Later on you need to take care of active network attackers and bunch of other things.
Application Specific Security
This part is about form validation and storing the passwords. Since I can't go into too much detail but we had lots of forms which needed their own validation and protection layers. This involved writing strict regex rules and strictly checking every single input.
User passwords are hashed N times where N is different for each user by using a global salt key and a salt key which is different for each user.
Deployment (aka Production vs. Development)
For this reason, I use my own tools. I'm not cool enough to use fabric (no, there's no sarcasm or arrogance when I say it).
- Google Closure Compiler: My personal favorite.
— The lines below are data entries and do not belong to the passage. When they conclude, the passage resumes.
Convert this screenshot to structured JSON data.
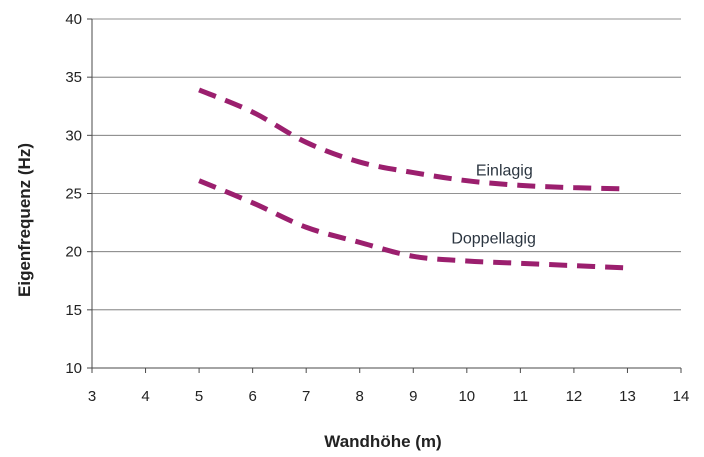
{
  "chart_data": {
    "type": "line",
    "title": "",
    "xlabel": "Wandhöhe (m)",
    "ylabel": "Eigenfrequenz (Hz)",
    "xlim": [
      3,
      14
    ],
    "ylim": [
      10,
      40
    ],
    "xticks": [
      3,
      4,
      5,
      6,
      7,
      8,
      9,
      10,
      11,
      12,
      13,
      14
    ],
    "yticks": [
      10,
      15,
      20,
      25,
      30,
      35,
      40
    ],
    "grid": "horizontal",
    "legend": "inline labels",
    "line_color": "#9b1f6e",
    "line_style": "dashed",
    "series": [
      {
        "name": "Einlagig",
        "x": [
          5,
          6,
          7,
          8,
          9,
          10,
          11,
          12,
          13
        ],
        "y": [
          33.9,
          32.0,
          29.4,
          27.7,
          26.8,
          26.1,
          25.7,
          25.5,
          25.4
        ]
      },
      {
        "name": "Doppellagig",
        "x": [
          5,
          6,
          7,
          8,
          9,
          10,
          11,
          12,
          13
        ],
        "y": [
          26.1,
          24.2,
          22.1,
          20.8,
          19.6,
          19.2,
          19.0,
          18.8,
          18.6
        ]
      }
    ]
  }
}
- Dojo Compressor: Never used it. I have no clue.
- JSMin: Never used it. I have no clue.
JS Lint Checking
PyCharm provides lint checking out of the box.
- Yahoo Compressor: Good enough. Does the job.
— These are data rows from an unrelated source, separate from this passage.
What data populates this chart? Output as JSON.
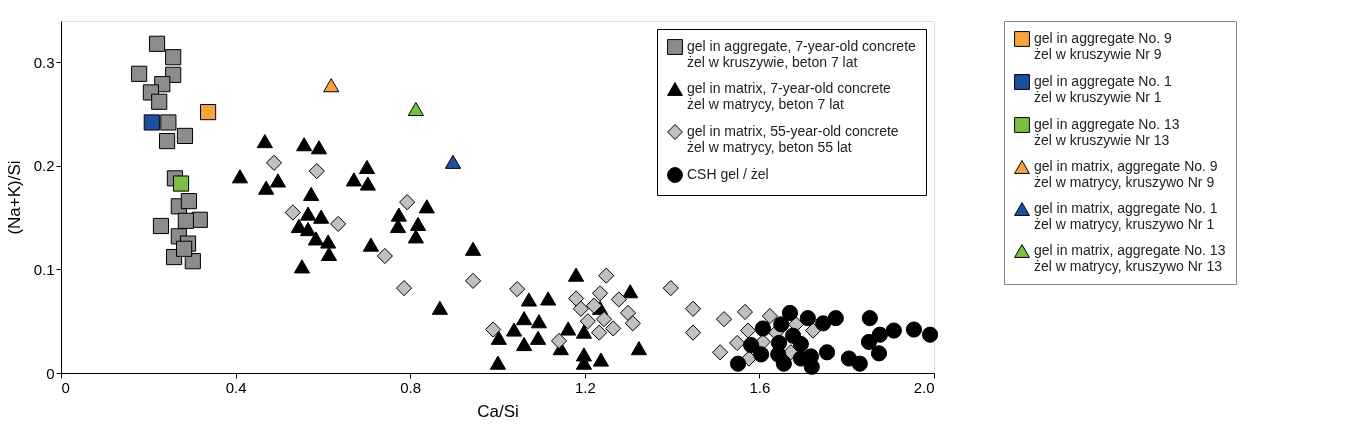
{
  "chart_data": {
    "type": "scatter",
    "xlabel": "Ca/Si",
    "ylabel": "(Na+K)/Si",
    "xlim": [
      0,
      2.0
    ],
    "ylim": [
      0,
      0.34
    ],
    "xticks": [
      0,
      0.4,
      0.8,
      1.2,
      1.6,
      {
        "value": 2.0,
        "label": "2.0"
      }
    ],
    "yticks": [
      0,
      0.1,
      0.2,
      0.3
    ],
    "grid": false,
    "legend": [
      "top right",
      "right"
    ],
    "series": [
      {
        "name": "gel in aggregate, 7-year-old concrete\nżel w kruszywie, beton 7 lat",
        "color": "#8c8c8c",
        "marker": "square",
        "x": [
          0.22,
          0.257,
          0.179,
          0.257,
          0.232,
          0.206,
          0.225,
          0.246,
          null,
          0.284,
          0.243,
          0.261,
          null,
          0.27,
          0.293,
          0.318,
          0.229,
          0.286,
          0.27,
          0.291,
          0.259,
          0.302,
          0.282
        ],
        "values": [
          0.318,
          0.305,
          0.289,
          0.288,
          0.279,
          0.271,
          0.262,
          0.242,
          null,
          0.229,
          0.224,
          0.188,
          null,
          0.161,
          0.166,
          0.148,
          0.142,
          0.147,
          0.132,
          0.125,
          0.112,
          0.108,
          0.12
        ]
      },
      {
        "name": "gel in matrix, 7-year-old concrete\nżel w matrycy, beton 7 lat",
        "color": "#000000",
        "marker": "triangle",
        "x": [
          0.467,
          0.557,
          0.591,
          0.41,
          0.47,
          0.497,
          0.573,
          0.566,
          0.596,
          0.545,
          0.566,
          0.584,
          0.612,
          0.614,
          0.552,
          null,
          0.701,
          0.703,
          0.671,
          0.838,
          0.774,
          0.772,
          0.818,
          0.813,
          0.71,
          0.944,
          0.868,
          1.18,
          1.304,
          1.072,
          1.116,
          1.061,
          1.095,
          1.038,
          1.003,
          1.093,
          1.061,
          1.001,
          1.235,
          1.162,
          1.198,
          1.145,
          1.198,
          1.237,
          1.198,
          1.324
        ],
        "values": [
          0.224,
          0.221,
          0.218,
          0.19,
          0.179,
          0.186,
          0.173,
          0.154,
          0.151,
          0.142,
          0.139,
          0.13,
          0.127,
          0.115,
          0.103,
          null,
          0.199,
          0.183,
          0.187,
          0.161,
          0.153,
          0.142,
          0.144,
          0.132,
          0.124,
          0.12,
          0.063,
          0.095,
          0.079,
          0.071,
          0.072,
          0.053,
          0.05,
          0.042,
          0.034,
          0.034,
          0.028,
          0.01,
          0.063,
          0.043,
          0.04,
          0.024,
          0.018,
          0.013,
          0.01,
          0.024
        ]
      },
      {
        "name": "gel in matrix, 55-year-old concrete\nżel w matrycy, beton 55 lat",
        "color": "#c0c0c0",
        "marker": "diamond",
        "x": [
          0.488,
          0.586,
          0.531,
          0.635,
          0.793,
          0.742,
          0.786,
          0.944,
          1.045,
          0.99,
          1.249,
          1.18,
          1.235,
          1.278,
          1.191,
          1.221,
          1.299,
          1.31,
          1.207,
          1.244,
          1.265,
          1.233,
          1.141,
          1.397,
          1.448,
          1.448,
          1.519,
          1.567,
          1.624,
          1.51,
          1.574,
          1.549,
          1.608,
          1.638,
          1.684,
          1.723,
          1.672,
          1.576
        ],
        "values": [
          0.203,
          0.195,
          0.155,
          0.144,
          0.165,
          0.113,
          0.082,
          0.089,
          0.081,
          0.042,
          0.094,
          0.072,
          0.077,
          0.071,
          0.062,
          0.065,
          0.058,
          0.048,
          0.05,
          0.052,
          0.043,
          0.039,
          0.031,
          0.082,
          0.062,
          0.039,
          0.052,
          0.059,
          0.055,
          0.02,
          0.041,
          0.029,
          0.03,
          0.039,
          0.047,
          0.041,
          0.02,
          0.014
        ]
      },
      {
        "name": "CSH gel / żel",
        "color": "#000000",
        "marker": "circle",
        "x": [
          1.67,
          1.711,
          1.746,
          1.775,
          1.608,
          1.65,
          1.581,
          1.604,
          1.551,
          1.645,
          1.643,
          1.656,
          1.677,
          1.695,
          1.695,
          1.718,
          1.72,
          1.755,
          1.805,
          1.83,
          1.853,
          1.876,
          1.851,
          1.874,
          1.908,
          1.954,
          1.991
        ],
        "values": [
          0.058,
          0.053,
          0.048,
          0.053,
          0.043,
          0.047,
          0.027,
          0.018,
          0.009,
          0.029,
          0.018,
          0.009,
          0.036,
          0.028,
          0.014,
          0.016,
          0.006,
          0.02,
          0.014,
          0.009,
          0.053,
          0.037,
          0.03,
          0.019,
          0.041,
          0.042,
          0.037
        ]
      },
      {
        "name": "gel in aggregate No. 9\nżel w kruszywie Nr 9",
        "color": "#f7a23c",
        "marker": "square",
        "x": [
          0.337
        ],
        "values": [
          0.252
        ]
      },
      {
        "name": "gel in aggregate No. 1\nżel w kruszywie Nr 1",
        "color": "#1f4fa3",
        "marker": "square",
        "x": [
          0.208
        ],
        "values": [
          0.242
        ]
      },
      {
        "name": "gel in aggregate No. 13\nżel w kruszywie Nr 13",
        "color": "#78bf43",
        "marker": "square",
        "x": [
          0.275
        ],
        "values": [
          0.183
        ]
      },
      {
        "name": "gel in matrix, aggregate No. 9\nżel w matrycy, kruszywo Nr 9",
        "color": "#f7a23c",
        "marker": "triangle",
        "x": [
          0.619
        ],
        "values": [
          0.278
        ]
      },
      {
        "name": "gel in matrix, aggregate No. 1\nżel w matrycy, kruszywo Nr 1",
        "color": "#1f4fa3",
        "marker": "triangle",
        "x": [
          0.898
        ],
        "values": [
          0.204
        ]
      },
      {
        "name": "gel in matrix, aggregate No. 13\nżel w matrycy, kruszywo Nr 13",
        "color": "#78bf43",
        "marker": "triangle",
        "x": [
          0.813
        ],
        "values": [
          0.255
        ]
      }
    ]
  }
}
- Less: LESS provides a minimizer as well, you could also use Yahoo Compressor with it though.
- Icey's Compressor: This is an online tool so there's no way to use it offline. That's the disadvantage I noticed first. Never really used it.
Gzip All The Things!
/usr/bin/gzip -cn9 main.js > small.js.gz
Every person has different point of views and skills and abilities. The most common issue is communication issues.
This part is huge. What I understand is different than what you understand. People have different levels of skills and abilities. If another team member doesn't have the knowledge and technical background as you then the entire team is in trouble.
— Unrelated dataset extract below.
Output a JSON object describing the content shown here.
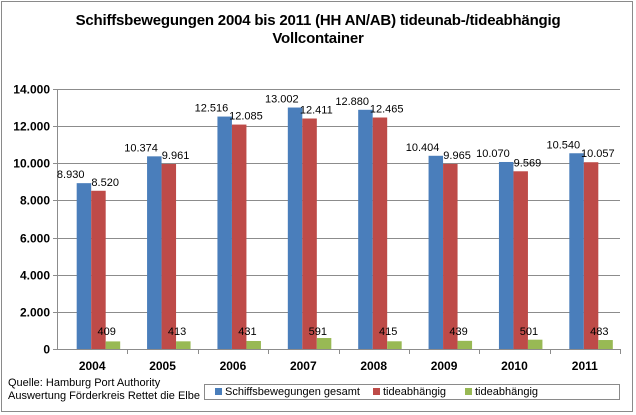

Another part is the language. English is the second or the third language for some people. Even if the person is the native speaker of English, if he doesn't have the technical background, level of knowledge differences end up with miscommunication problems.
Telephone, SMS, Skype, meetings and email are the tools you could use for communication. You could also "shout at each other" as a communication tool. It works but we didn't use it, well we rarely used it, maybe only once.
The Thing That Should Not Be
Software methodologies. Waterfall, agile, scrum, XP, you name it. I could write something about them but legendary Zed Shaw said it very well.
- Hubris will cause you problems.
- Never say "what can go wrong" and take frequent backup of files and make sure you commit everything. EVERYTHING.
- Make sure you commit and backup everything (I know I said this above). Seeing
node.right can't be null: ReferenceExceptionin the last minute isn't very pleasant.
- C can play with Python quite well.
- Even if it's a web application there's nothing wrong with "putting the pedal to the metal". C is your friend where suits.
- Asynchronous all the things!
- web.py is solid and capable of creating complex web services.